Quarter-Over-Quarter Median Price Trend

  • Q1 2021: 31 sales — $381,000
  • Q1 2022: 38 sales — $447,500
  • Q1 2023: 25 sales — $550,000
  • Q1 2024: 32 sales — $457,950
  • Q1 2025: 58 sales — $514,000

Market Interpretation & Context

The data highlights several meaningful trends:

  1. Volatility in Median Pricing:
    Median prices surged from 2021 to 2023, driven primarily by extremely low inventory, pandemic-era migration, and cheap capital. The correction in Q1 2024 reflects affordability pressure as rates climbed, pushing buyers to lower price tiers and reducing the median. The rebound in Q1 2025 suggests renewed buyer confidence combined with improved inventory composition.
  2. Drivers Behind the 2025 Median Increase:
    The uptick in median pricing in Q1 2025 is not purely appreciation—it’s attributable to two distinct forces:
    • Interest Rates: A drop from 7.25% to 6.8% by the end of March revived demand. Sub-7% rates moved marginal buyers back into conventional financing ranges. This has historically increased absorption in Pullman’s $450K–$650K bracket.
    • Inventory Composition Shift:
      The coaching change at Washington State University triggered several higher-tier listings—homes often priced above the typical Pullman median—skewing the mix upward. This was less about price growth and more about a temporary expansion in the higher-end segment.
  3. Sales Volume Matters:
    Perhaps the most telling metric is the 58 sales in Q1 2025. That’s a dramatic jump from the prior four years and indicates:
    • pent-up demand from buyers who sat out late 2023–2024
    • increased seller confidence
    • stronger early-season listing activity than normal
  4. If Q1 volume holds through Q2 and Q3, 2025 could outperform recent years in closed transactions.

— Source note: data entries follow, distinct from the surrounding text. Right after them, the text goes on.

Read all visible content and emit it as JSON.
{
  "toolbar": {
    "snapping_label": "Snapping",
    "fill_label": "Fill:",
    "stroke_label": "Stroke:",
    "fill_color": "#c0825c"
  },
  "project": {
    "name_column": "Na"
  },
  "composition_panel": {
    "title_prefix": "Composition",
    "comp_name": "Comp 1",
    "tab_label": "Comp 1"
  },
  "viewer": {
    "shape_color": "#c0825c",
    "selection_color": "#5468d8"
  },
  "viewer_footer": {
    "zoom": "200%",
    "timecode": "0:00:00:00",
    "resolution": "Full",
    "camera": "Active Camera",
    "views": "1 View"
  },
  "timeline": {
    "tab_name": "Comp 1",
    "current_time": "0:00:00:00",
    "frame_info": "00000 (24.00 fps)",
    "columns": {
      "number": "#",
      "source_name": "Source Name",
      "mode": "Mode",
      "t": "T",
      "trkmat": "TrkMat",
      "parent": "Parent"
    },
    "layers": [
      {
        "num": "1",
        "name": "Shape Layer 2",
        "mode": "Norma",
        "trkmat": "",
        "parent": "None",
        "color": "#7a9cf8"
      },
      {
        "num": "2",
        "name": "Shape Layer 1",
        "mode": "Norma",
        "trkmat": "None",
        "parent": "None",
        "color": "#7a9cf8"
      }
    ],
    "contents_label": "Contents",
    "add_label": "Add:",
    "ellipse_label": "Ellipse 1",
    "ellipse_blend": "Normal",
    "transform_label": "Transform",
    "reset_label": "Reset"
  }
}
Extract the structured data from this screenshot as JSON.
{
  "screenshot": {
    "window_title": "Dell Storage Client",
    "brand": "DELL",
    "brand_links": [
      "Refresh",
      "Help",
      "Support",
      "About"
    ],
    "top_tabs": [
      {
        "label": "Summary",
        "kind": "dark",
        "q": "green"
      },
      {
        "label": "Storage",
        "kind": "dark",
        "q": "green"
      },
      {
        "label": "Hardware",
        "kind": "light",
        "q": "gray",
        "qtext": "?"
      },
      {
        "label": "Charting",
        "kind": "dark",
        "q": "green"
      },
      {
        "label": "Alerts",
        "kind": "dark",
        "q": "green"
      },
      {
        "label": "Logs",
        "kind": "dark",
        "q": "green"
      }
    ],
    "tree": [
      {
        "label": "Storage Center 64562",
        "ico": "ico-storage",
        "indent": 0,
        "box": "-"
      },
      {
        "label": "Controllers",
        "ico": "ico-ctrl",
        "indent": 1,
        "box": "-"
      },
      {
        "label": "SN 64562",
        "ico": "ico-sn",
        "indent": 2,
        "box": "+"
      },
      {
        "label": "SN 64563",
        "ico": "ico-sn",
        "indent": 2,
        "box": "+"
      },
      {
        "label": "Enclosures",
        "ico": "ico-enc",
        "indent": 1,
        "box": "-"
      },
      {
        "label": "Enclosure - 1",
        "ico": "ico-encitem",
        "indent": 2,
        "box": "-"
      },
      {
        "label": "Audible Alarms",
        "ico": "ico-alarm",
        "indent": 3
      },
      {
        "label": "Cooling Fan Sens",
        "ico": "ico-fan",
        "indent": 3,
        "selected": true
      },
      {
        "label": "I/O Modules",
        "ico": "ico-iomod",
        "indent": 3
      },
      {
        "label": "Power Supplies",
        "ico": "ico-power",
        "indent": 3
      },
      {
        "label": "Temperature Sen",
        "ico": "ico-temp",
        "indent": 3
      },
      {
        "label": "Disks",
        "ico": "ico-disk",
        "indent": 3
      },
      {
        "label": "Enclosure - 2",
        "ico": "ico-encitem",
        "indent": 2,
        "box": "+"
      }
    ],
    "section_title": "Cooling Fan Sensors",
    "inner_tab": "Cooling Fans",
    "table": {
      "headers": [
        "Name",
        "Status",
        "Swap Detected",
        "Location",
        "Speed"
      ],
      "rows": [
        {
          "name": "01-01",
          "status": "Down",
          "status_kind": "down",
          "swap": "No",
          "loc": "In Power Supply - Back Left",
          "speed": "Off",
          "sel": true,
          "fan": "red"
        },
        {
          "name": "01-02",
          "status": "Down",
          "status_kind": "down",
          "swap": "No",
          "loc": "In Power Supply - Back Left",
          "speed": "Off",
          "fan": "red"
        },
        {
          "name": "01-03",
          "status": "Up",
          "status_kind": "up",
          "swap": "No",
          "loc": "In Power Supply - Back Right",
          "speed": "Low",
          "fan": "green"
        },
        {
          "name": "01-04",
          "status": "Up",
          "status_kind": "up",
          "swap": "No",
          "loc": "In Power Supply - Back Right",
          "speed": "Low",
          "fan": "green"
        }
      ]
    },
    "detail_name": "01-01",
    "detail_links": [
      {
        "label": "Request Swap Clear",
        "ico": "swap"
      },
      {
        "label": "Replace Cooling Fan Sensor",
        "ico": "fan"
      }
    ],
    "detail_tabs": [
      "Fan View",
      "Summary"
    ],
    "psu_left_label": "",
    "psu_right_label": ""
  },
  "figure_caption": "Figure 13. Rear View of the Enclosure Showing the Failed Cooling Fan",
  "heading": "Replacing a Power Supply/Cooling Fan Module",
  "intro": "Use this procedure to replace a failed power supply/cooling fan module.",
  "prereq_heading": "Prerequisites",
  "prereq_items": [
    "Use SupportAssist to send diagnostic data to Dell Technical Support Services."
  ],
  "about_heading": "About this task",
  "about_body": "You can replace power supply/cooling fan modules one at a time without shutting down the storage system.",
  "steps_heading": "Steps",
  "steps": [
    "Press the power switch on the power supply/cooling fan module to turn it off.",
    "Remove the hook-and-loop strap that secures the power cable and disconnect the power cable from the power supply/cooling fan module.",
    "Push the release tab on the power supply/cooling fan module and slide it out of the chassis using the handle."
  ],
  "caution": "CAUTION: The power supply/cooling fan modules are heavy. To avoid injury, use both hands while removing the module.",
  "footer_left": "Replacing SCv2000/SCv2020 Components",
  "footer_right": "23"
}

Forward-Looking Assessment
The sustainability of this momentum hinges on only one factor: interest rates staying below 7%.

  • If rates hold in the high-6% range or dip further, second-quarter absorption should remain strong.
  • If rates drift back above 7%, the Pullman market historically slows—buyers shift down a price tier or pause entirely, and sellers risk longer DOM and more price reductions.

Summary

In short, Q1 2025 is an encouraging start—stronger volume, higher median, and renewed buyer activity—but it is driven partially by rate sensitivity and atypical inventory at the top tier. The real test will come mid-year when seasonal inventory arrives and mortgage rate stability (or lack of it) determines whether this rebound has legs.